The conditions are the following.
Let $(G,\circ)$ be a group, and $a$ an element of $G$.
Prove that this is a group isomorphism:
$$\phi : G \to G : \quad\phi(x) = a^{-1}\circ x\circ a$$
I know that I have to prove it is:
- well-defined
- bijective
- homomorphic
The main question I have is can I switch the e.g. $a$ and $x$? So the function would be $\phi(x)= a^{-1} \circ a \circ x$, then it would be pretty easy, but since $G$ is not abelian I am not quite sure how to proof the 3 axioms for the isomorphism.
Can anyone help me?
Best Answer
Hint:
Since $\varphi$ maps element to element, it is well-defined.
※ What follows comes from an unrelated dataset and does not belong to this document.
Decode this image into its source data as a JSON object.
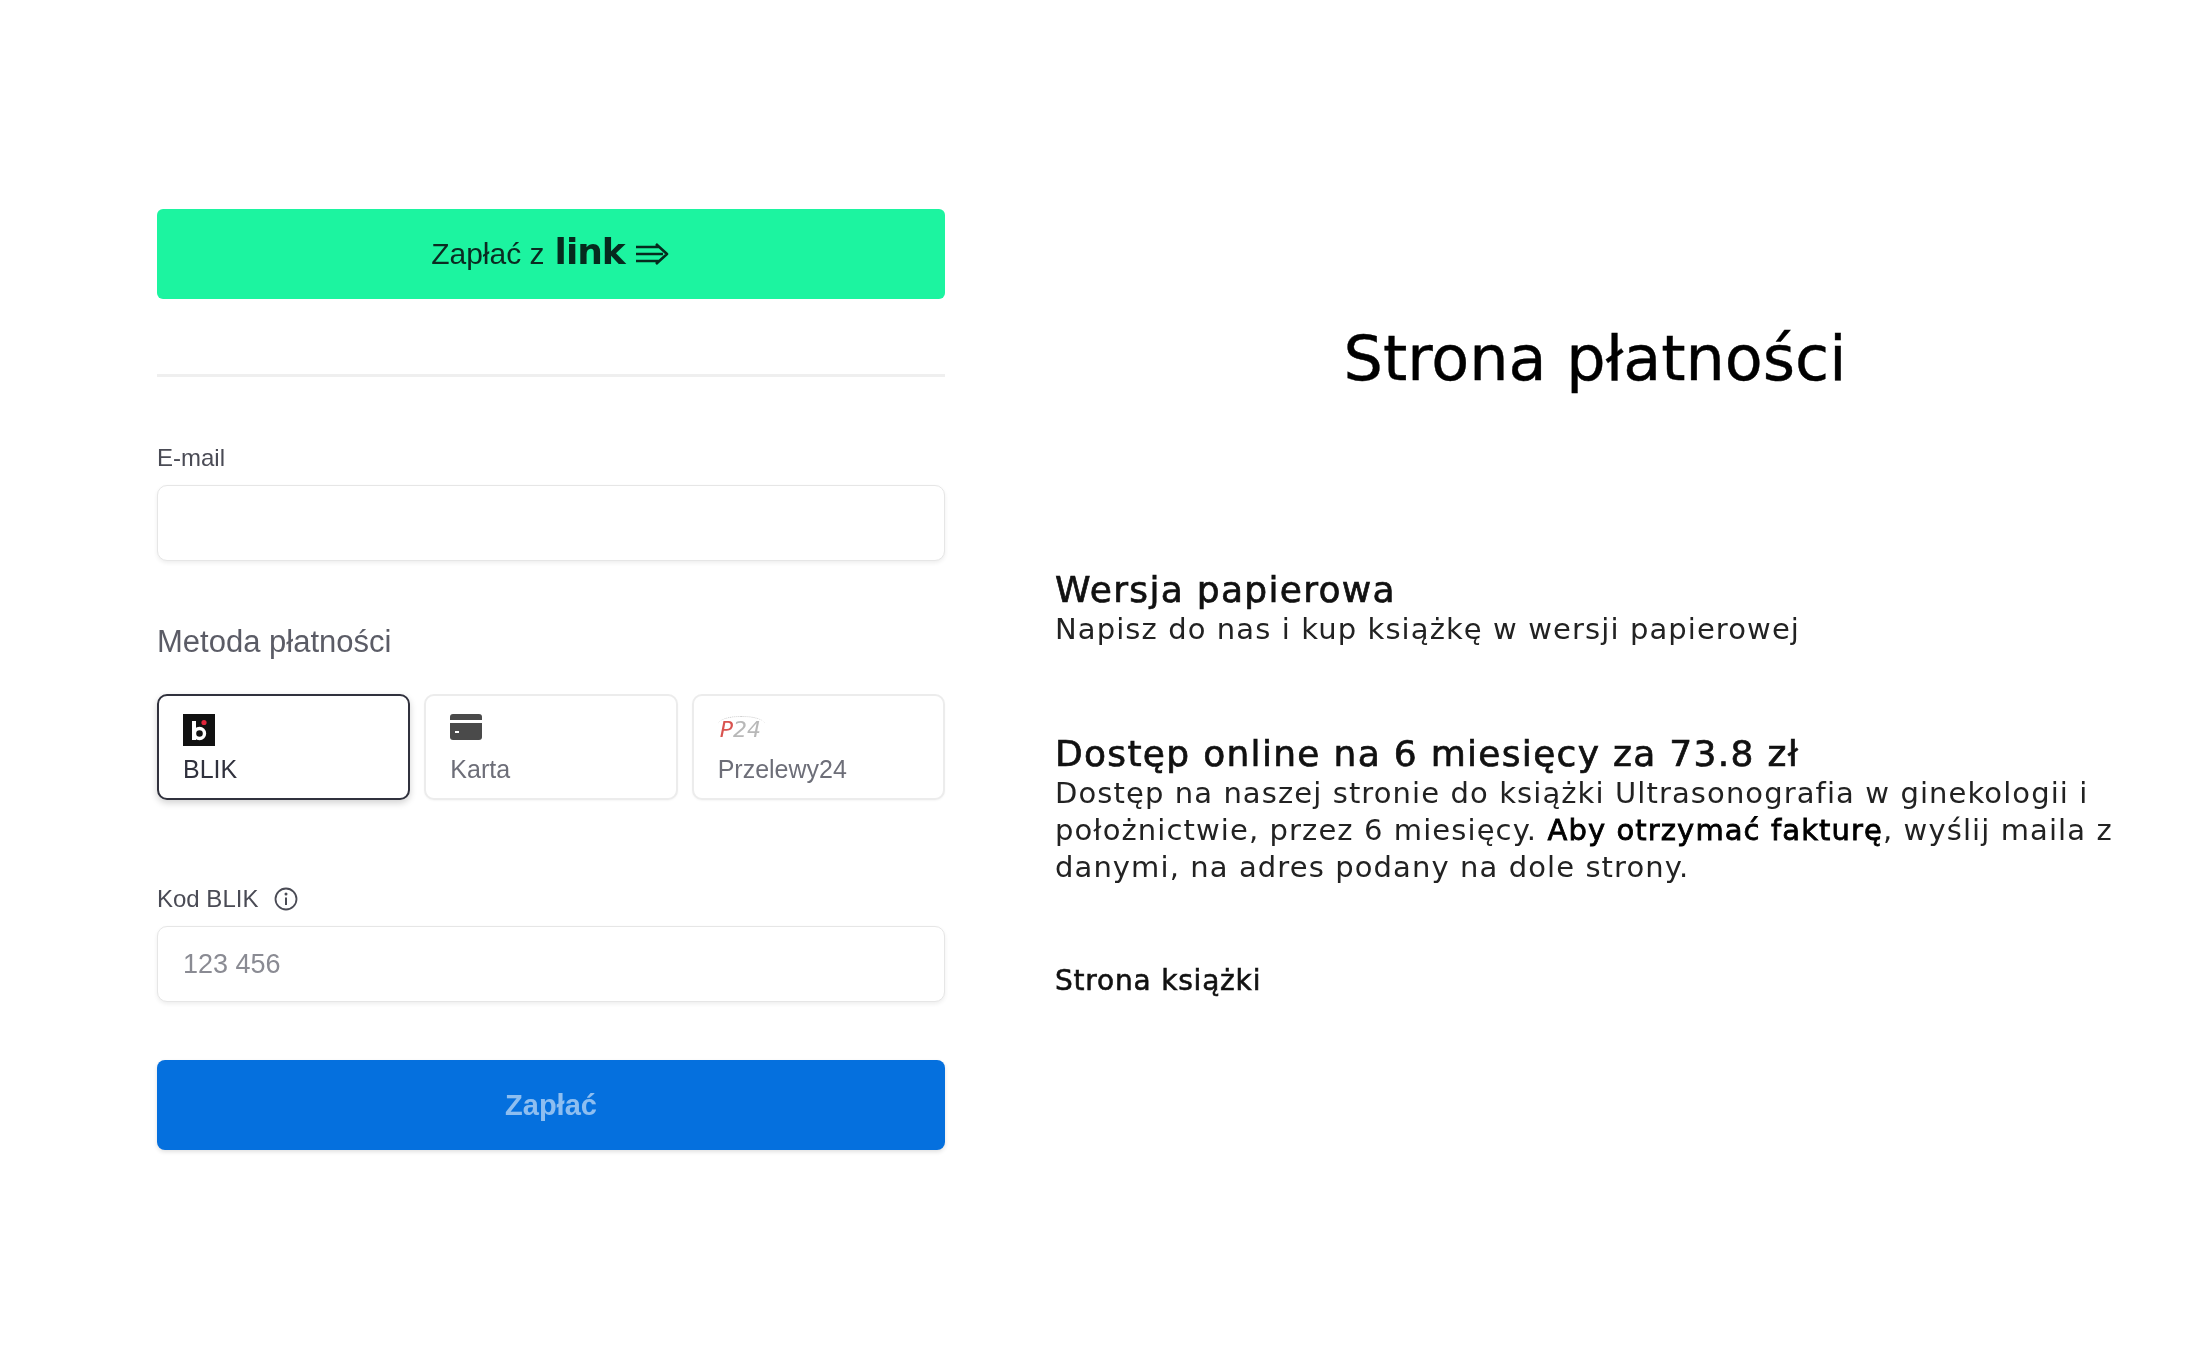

Consider $\phi:G\rightarrow G$ defined by $\phi(x)=a\circ x\circ a^{-1}$ for all $x\in G$. Try to show that $\phi\varphi=\text{id}_G=\varphi\phi$. This shows that $\varphi$ is bijective.
Let $x,y\in G$. Check that $$\varphi(x\circ y)=a^{-1}\circ (x\circ y)\circ a=(a^{-1}\circ x\circ a)\circ (a^{-1}\circ y\circ a)=\varphi(x)\circ\varphi(y).$$ This shows that $\varphi$ is a homomorphism.